2 Non-econometric methods for econometricians

2.1 Selected ML and Dataviz techniques in R

Econometricians are used to handling data, performing analysis and reporting results. But somewhere along the line data became big and unstructured, analysis was now machines learning about something and outputs became visualisations.

This online seminar takes some big(ish) datasets, sets the machines on them and draws some great graphs. If you ever wondered what use a tree was for forecasting or why everything is a network (including neural ones), or wanted to draw a map with your house in it, or to understand a document without the bother of reading it (or a few other things besides) then you might find something to interest you. All done in R.

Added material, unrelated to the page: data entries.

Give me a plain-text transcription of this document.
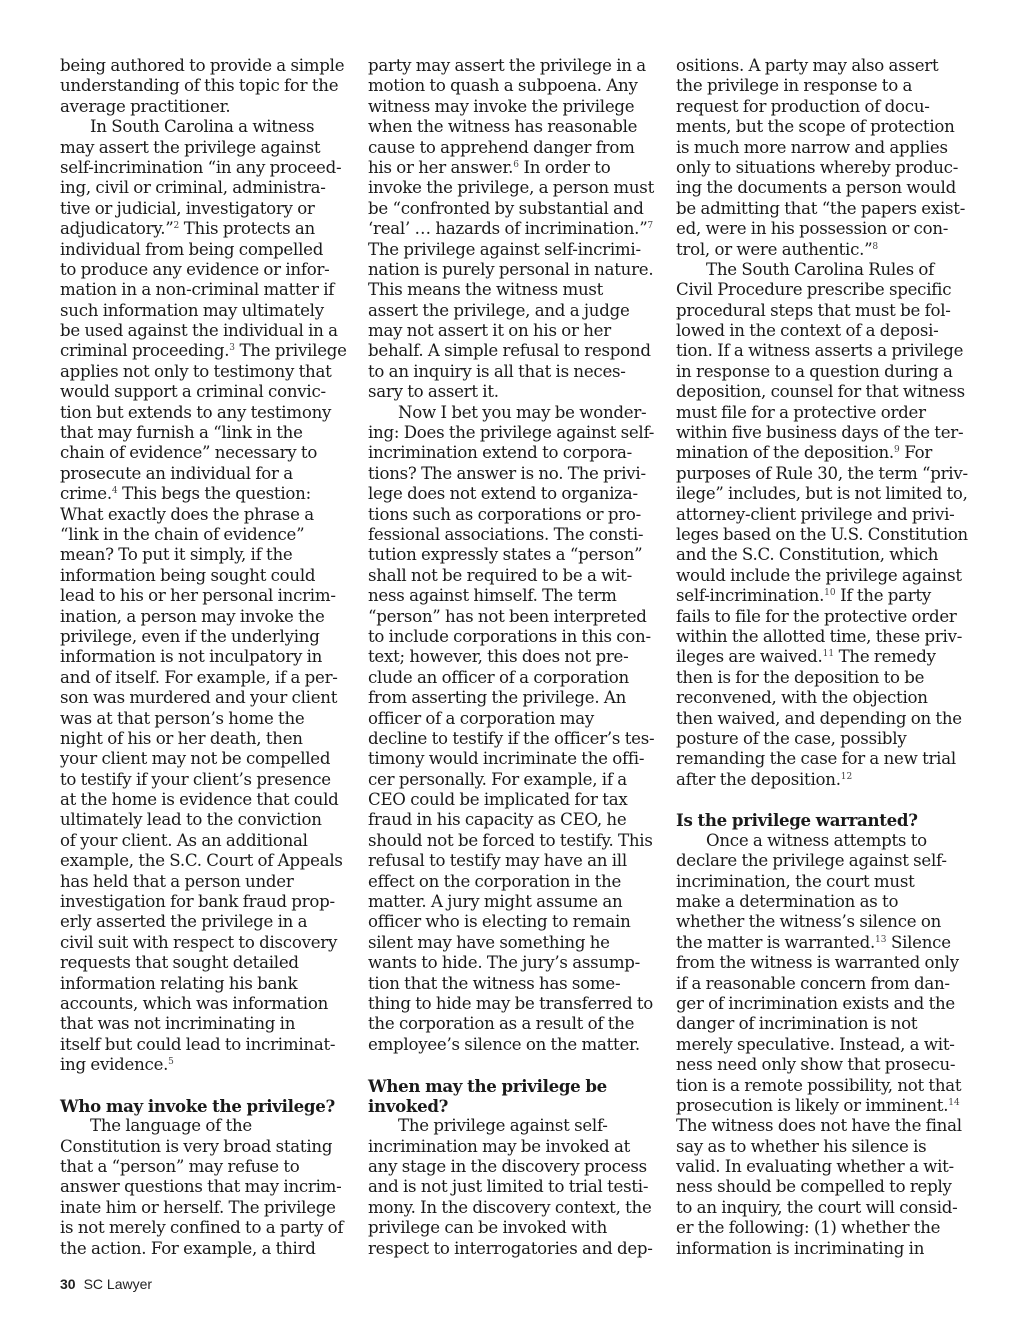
being authored to provide a simple
understanding of this topic for the
average practitioner.
In South Carolina a witness
may assert the privilege against
self-incrimination “in any proceed-
ing, civil or criminal, administra-
tive or judicial, investigatory or
adjudicatory.”$^2$ This protects an
individual from being compelled
to produce any evidence or infor-
mation in a non-criminal matter if
such information may ultimately
be used against the individual in a
criminal proceeding.$^3$ The privilege
applies not only to testimony that
would support a criminal convic-
tion but extends to any testimony
that may furnish a “link in the
chain of evidence” necessary to
prosecute an individual for a
crime.$^4$ This begs the question:
What exactly does the phrase a
“link in the chain of evidence”
mean? To put it simply, if the
information being sought could
lead to his or her personal incrim-
ination, a person may invoke the
privilege, even if the underlying
information is not inculpatory in
and of itself. For example, if a per-
son was murdered and your client
was at that person’s home the
night of his or her death, then
your client may not be compelled
to testify if your client’s presence
at the home is evidence that could
ultimately lead to the conviction
of your client. As an additional
example, the S.C. Court of Appeals
has held that a person under
investigation for bank fraud prop-
erly asserted the privilege in a
civil suit with respect to discovery
requests that sought detailed
information relating his bank
accounts, which was information
that was not incriminating in
itself but could lead to incriminat-
ing evidence.$^5$
Who may invoke the privilege?
The language of the
Constitution is very broad stating
that a “person” may refuse to
answer questions that may incrim-
inate him or herself. The privilege
is not merely confined to a party of
the action. For example, a third
party may assert the privilege in a
motion to quash a subpoena. Any
witness may invoke the privilege
when the witness has reasonable
cause to apprehend danger from
his or her answer.$^6$ In order to
invoke the privilege, a person must
be “confronted by substantial and
‘real’ … hazards of incrimination.”$^7$
The privilege against self-incrimi-
nation is purely personal in nature.
This means the witness must
assert the privilege, and a judge
may not assert it on his or her
behalf. A simple refusal to respond
to an inquiry is all that is neces-
sary to assert it.
Now I bet you may be wonder-
ing: Does the privilege against self-
incrimination extend to corpora-
tions? The answer is no. The privi-
lege does not extend to organiza-
tions such as corporations or pro-
fessional associations. The consti-
tution expressly states a “person”
shall not be required to be a wit-
ness against himself. The term
“person” has not been interpreted
to include corporations in this con-
text; however, this does not pre-
clude an officer of a corporation
from asserting the privilege. An
officer of a corporation may
decline to testify if the officer’s tes-
timony would incriminate the offi-
cer personally. For example, if a
CEO could be implicated for tax
fraud in his capacity as CEO, he
should not be forced to testify. This
refusal to testify may have an ill
effect on the corporation in the
matter. A jury might assume an
officer who is electing to remain
silent may have something he
wants to hide. The jury’s assump-
tion that the witness has some-
thing to hide may be transferred to
the corporation as a result of the
employee’s silence on the matter.
When may the privilege be
invoked?
The privilege against self-
incrimination may be invoked at
any stage in the discovery process
and is not just limited to trial testi-
mony. In the discovery context, the
privilege can be invoked with
respect to interrogatories and dep-
ositions. A party may also assert
the privilege in response to a
request for production of docu-
ments, but the scope of protection
is much more narrow and applies
only to situations whereby produc-
ing the documents a person would
be admitting that “the papers exist-
ed, were in his possession or con-
trol, or were authentic.”$^8$
The South Carolina Rules of
Civil Procedure prescribe specific
procedural steps that must be fol-
lowed in the context of a deposi-
tion. If a witness asserts a privilege
in response to a question during a
deposition, counsel for that witness
must file for a protective order
within five business days of the ter-
mination of the deposition.$^9$ For
purposes of Rule 30, the term “priv-
ilege” includes, but is not limited to,
attorney-client privilege and privi-
leges based on the U.S. Constitution
and the S.C. Constitution, which
would include the privilege against
self-incrimination.$^{10}$ If the party
fails to file for the protective order
within the allotted time, these priv-
ileges are waived.$^{11}$ The remedy
then is for the deposition to be
reconvened, with the objection
then waived, and depending on the
posture of the case, possibly
remanding the case for a new trial
after the deposition.$^{12}$
Is the privilege warranted?
Once a witness attempts to
declare the privilege against self-
incrimination, the court must
make a determination as to
whether the witness’s silence on
the matter is warranted.$^{13}$ Silence
from the witness is warranted only
if a reasonable concern from dan-
ger of incrimination exists and the
danger of incrimination is not
merely speculative. Instead, a wit-
ness need only show that prosecu-
tion is a remote possibility, not that
prosecution is likely or imminent.$^{14}$
The witness does not have the final
say as to whether his silence is
valid. In evaluating whether a wit-
ness should be compelled to reply
to an inquiry, the court will consid-
er the following: (1) whether the
information is incriminating in
30 SC Lawyer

Specifically, this seminar is designed to introduce some of the key methods used outside of econometrics that econometricians will find very useful in their work in a central bank. This includes some important machine learning techniques as a gateway to others, particularly tree-based methods and neural networks, as well as text processing and map making. All the way through there is an emphasis on the network properties of many of these techniques. We make extensive use of the tidyverse, including ggplot2 and tidytext, and a number of statistics, machine learning, geographical data and other packages.

The framework for each day is the following:

Each day is divided into two two-hour sessions starting at 10.30 am and 2.00 pm GMT.
The first hour of each will be an online presentation covering a particular topic (or topics) with a look at both techniques and code.
After a quick break the second hour will be largely devoted to the code itself or resources to understand how to code the material.

We may run polls during the event to prioritize the topics covered in the webinars as it is not expected that everyone will be able to try out everything.

2.1.1 The code

All code and some of the data will be made available through the Juno portal. For each presentation the .Rmd (R markdown) file is supplied that creates the presentation, an HTML file of the presentation for you to step through which can be re-created from the .Rmd file, and a further .R file of the code that we use. Some additional code and data is included, including links to a number of videos that cover some additional aspects both in this file and in the presentations.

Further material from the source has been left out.